Cooperation is merely pooling competitive resources to win the bigger competition, but it is also only possible if the differences are tolerable to both parties, something I’m not sure an emerging China nor a falling US are capable of.

29. Vultan - October 2, 2011

#24

You make some good points, but, going back to my original comment, I believe the idea of “friendly competition”—emphasis on friendly—is the best way to develop the tech that will eventually get us—ALL of us—to Mars and beyond. Something like the X-Prize between countries (and without all the massive weapons and hard feelings that made the Cold War so terrifying) might work.

Of course, to get to Mars we’ll most likely have to put all our resources together, China included, but now our countries are very much in competition, politically, economically, etc., etc., and it’s inevitable that we’re going to butt heads over outer space as well. An emerging superpower and super-nationalistic China is going to make itself known, like it or not.

Like you, I hope for Star Trek’s peaceful Federation… but I’ve got a nagging feeling it’s going to end up like some combination of the Ferengi… and “Starship Troopers.”

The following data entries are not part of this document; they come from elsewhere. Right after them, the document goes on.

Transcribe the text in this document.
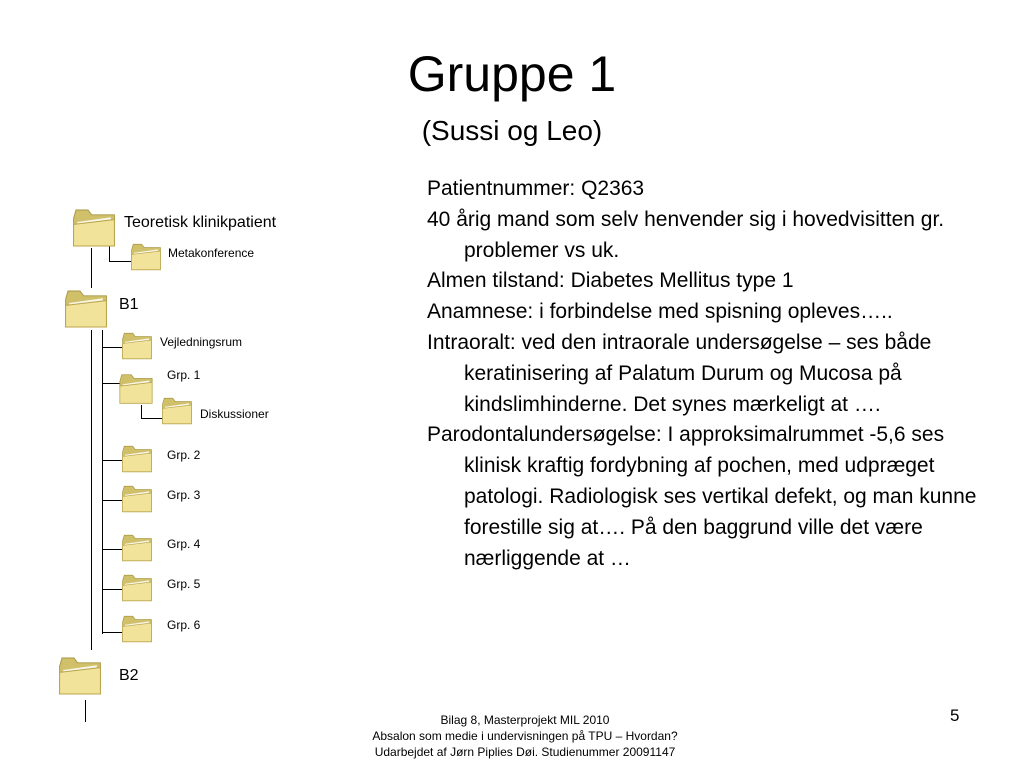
Gruppe 1
(Sussi og Leo)
Teoretisk klinikpatient
Metakonference
B1
Vejledningsrum
Grp. 1
Diskussioner
Grp. 2
Grp. 3
Grp. 4
Grp. 5
Grp. 6
B2
Patientnummer: Q2363
40 årig mand som selv henvender sig i hovedvisitten gr. problemer vs uk.
Almen tilstand: Diabetes Mellitus type 1
Anamnese: i forbindelse med spisning opleves…..
Intraoralt: ved den intraorale undersøgelse – ses både keratinisering af Palatum Durum og Mucosa på kindslimhinderne. Det synes mærkeligt at ….
Parodontalundersøgelse: I approksimalrummet -5,6 ses klinisk kraftig fordybning af pochen, med udpræget patologi. Radiologisk ses vertikal defekt, og man kunne forestille sig at…. På den baggrund ville det være nærliggende at …
Bilag 8, Masterprojekt MIL 2010
Absalon som medie i undervisningen på TPU – Hvordan?
Udarbejdet af Jørn Piplies Døi. Studienummer 20091147
5
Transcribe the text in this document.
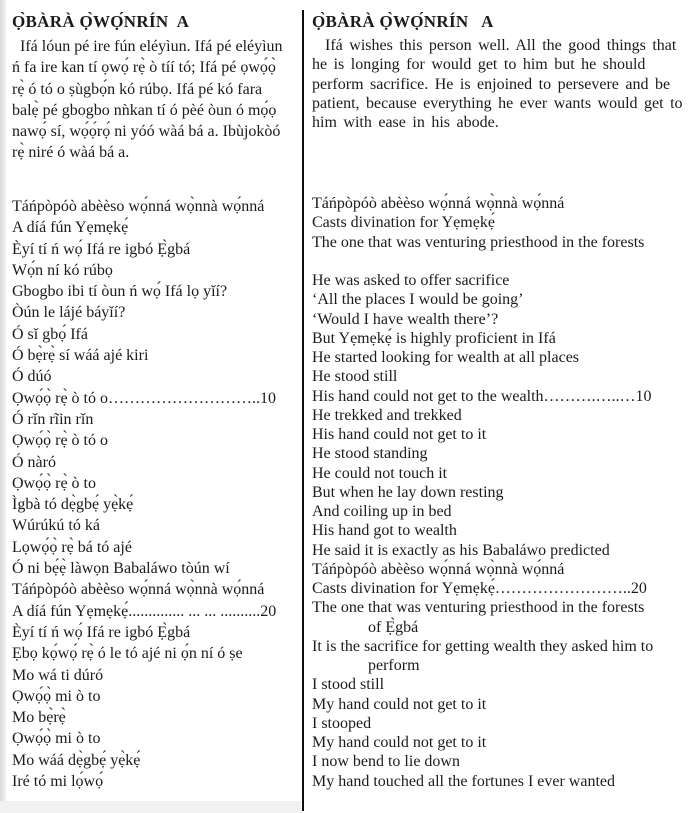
Ọ̀BÀRÀ Ọ̀WỌ́NRÍN  A
Ifá lóun pé ire fún eléyìun. Ifá pé eléyìun
ń fa ire kan tí ọwọ́ rẹ̀ ò tíí tó; Ifá pé ọwọ́ọ̀
rẹ̀ ó tó o ṣùgbọ́n kó rúbọ. Ifá pé kó fara
balẹ̀ pé gbogbo nǹkan tí ó pèé òun ó mọ́ọ
nawọ́ sí, wọ́ọ́rọ́ ni yóó wàá bá a. Ibùjokòó
rẹ̀ niré ó wàá bá a.
Táńpòpóò abèèso wọ́nná wọ̀nnà wọ́nná
A díá fún Yẹmẹkẹ́
Èyí tí ń wọ́ Ifá re igbó Ẹ̀gbá
Wọ́n ní kó rúbọ
Gbogbo ibi tí òun ń wọ́ Ifá lọ yǐí?
Òún le lájé báyǐí?
Ó sǐ gbọ́ Ifá
Ó bẹ̀rẹ̀ sí wáá ajé kiri
Ó dúó
Ọwọ́ọ̀ rẹ̀ ò tó o………………………..10
Ó rǐn rĩin rǐn
Ọwọ́ọ̀ rẹ̀ ò tó o
Ó nàró
Ọwọ́ọ̀ rẹ̀ ò to
Ìgbà tó dẹ̀gbẹ́ yẹ̀kẹ́
Wúrúkú tó ká
Lọwọ́ọ̀ rẹ̀ bá tó ajé
Ó ni bẹ́ẹ̀ làwọn Babaláwo tòún wí
Táńpòpóò abèèso wọ́nná wọ̀nnà wọ́nná
A díá fún Yẹmẹkẹ́.............. ... ... ..........20
Èyí tí ń wọ́ Ifá re igbó Ẹ̀gbá
Ẹbọ kọ́wọ́ rẹ̀ ó le tó ajé ni ọ́n ní ó ṣe
Mo wá ti dúró
Ọwọ́ọ̀ mi ò to
Mo bẹ̀rẹ̀
Ọwọ́ọ̀ mi ò to
Mo wáá dẹ̀gbẹ́ yẹ̀kẹ́
Iré tó mi lọ́wọ́
Ọ̀BÀRÀ Ọ̀WỌ́NRÍN   A
Ifá wishes this person well. All the good things that
he is longing for would get to him but he should
perform sacrifice. He is enjoined to persevere and be
patient, because everything he ever wants would get to
him with ease in his abode.
Táńpòpóò abèèso wọ́nná wọ̀nnà wọ́nná
Casts divination for Yẹmẹkẹ́
The one that was venturing priesthood in the forests

He was asked to offer sacrifice
‘All the places I would be going’
‘Would I have wealth there’?
But Yẹmẹkẹ́ is highly proficient in Ifá
He started looking for wealth at all places
He stood still
His hand could not get to the wealth……….…..…10
He trekked and trekked
His hand could not get to it
He stood standing
He could not touch it
But when he lay down resting
And coiling up in bed
His hand got to wealth
He said it is exactly as his Babaláwo predicted
Táńpòpóò abèèso wọ́nná wọ̀nnà wọ́nná
Casts divination for Yẹmẹkẹ́……………………..20
The one that was venturing priesthood in the forests
of Ẹ̀gbá
It is the sacrifice for getting wealth they asked him to
perform
I stood still
My hand could not get to it
I stooped
My hand could not get to it
I now bend to lie down
My hand touched all the fortunes I ever wanted
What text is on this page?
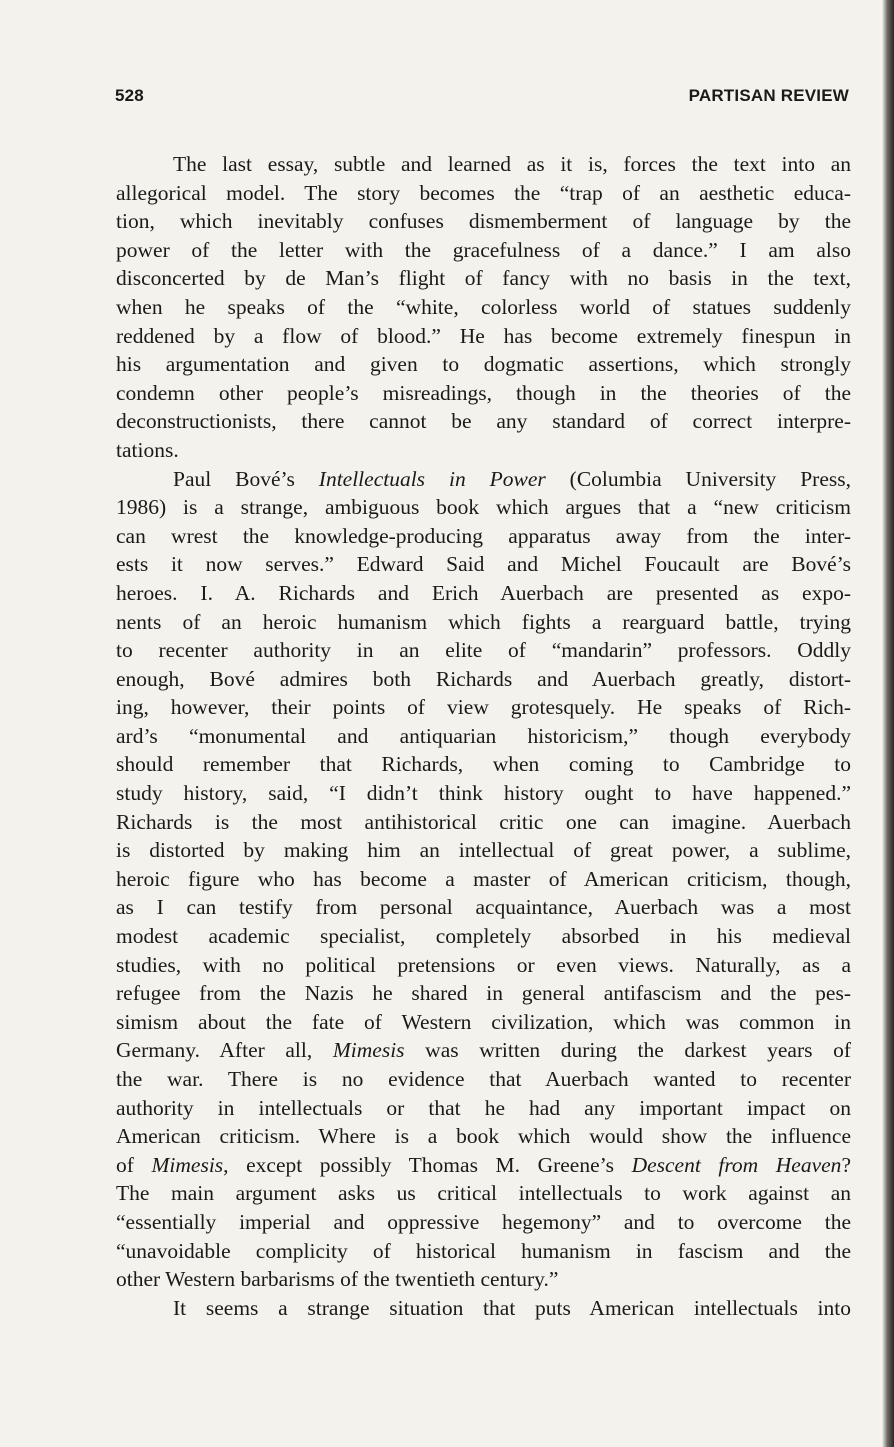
528	PARTISAN REVIEW
The last essay, subtle and learned as it is, forces the text into an
allegorical model. The story becomes the “trap of an aesthetic educa-
tion, which inevitably confuses dismemberment of language by the
power of the letter with the gracefulness of a dance.” I am also
disconcerted by de Man’s flight of fancy with no basis in the text,
when he speaks of the “white, colorless world of statues suddenly
reddened by a flow of blood.” He has become extremely finespun in
his argumentation and given to dogmatic assertions, which strongly
condemn other people’s misreadings, though in the theories of the
deconstructionists, there cannot be any standard of correct interpre-
tations.
Paul Bové’s Intellectuals in Power (Columbia University Press,
1986) is a strange, ambiguous book which argues that a “new criticism
can wrest the knowledge-producing apparatus away from the inter-
ests it now serves.” Edward Said and Michel Foucault are Bové’s
heroes. I. A. Richards and Erich Auerbach are presented as expo-
nents of an heroic humanism which fights a rearguard battle, trying
to recenter authority in an elite of “mandarin” professors. Oddly
enough, Bové admires both Richards and Auerbach greatly, distort-
ing, however, their points of view grotesquely. He speaks of Rich-
ard’s “monumental and antiquarian historicism,” though everybody
should remember that Richards, when coming to Cambridge to
study history, said, “I didn’t think history ought to have happened.”
Richards is the most antihistorical critic one can imagine. Auerbach
is distorted by making him an intellectual of great power, a sublime,
heroic figure who has become a master of American criticism, though,
as I can testify from personal acquaintance, Auerbach was a most
modest academic specialist, completely absorbed in his medieval
studies, with no political pretensions or even views. Naturally, as a
refugee from the Nazis he shared in general antifascism and the pes-
simism about the fate of Western civilization, which was common in
Germany. After all, Mimesis was written during the darkest years of
the war. There is no evidence that Auerbach wanted to recenter
authority in intellectuals or that he had any important impact on
American criticism. Where is a book which would show the influence
of Mimesis, except possibly Thomas M. Greene’s Descent from Heaven?
The main argument asks us critical intellectuals to work against an
“essentially imperial and oppressive hegemony” and to overcome the
“unavoidable complicity of historical humanism in fascism and the
other Western barbarisms of the twentieth century.”
It seems a strange situation that puts American intellectuals into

30. Tony Whitehead - October 2, 2011

I live fairly close to the Texas test site for SpaceX. In fact, I drove past their facility yesterday. There’s a lot of activity going on there and much more in the near future, according to the FAA document. Things are about to get a lot more exciting.
One comment: I hope the crew aboard future Dragon vehicles take along a set of earplugs, because the noise from the retrofire in the Draco thrusters will be pretty loud, I would imagine.
Either way, if they can make this work, NASA is going to have a difficult time selling SLS to the public. Time will tell.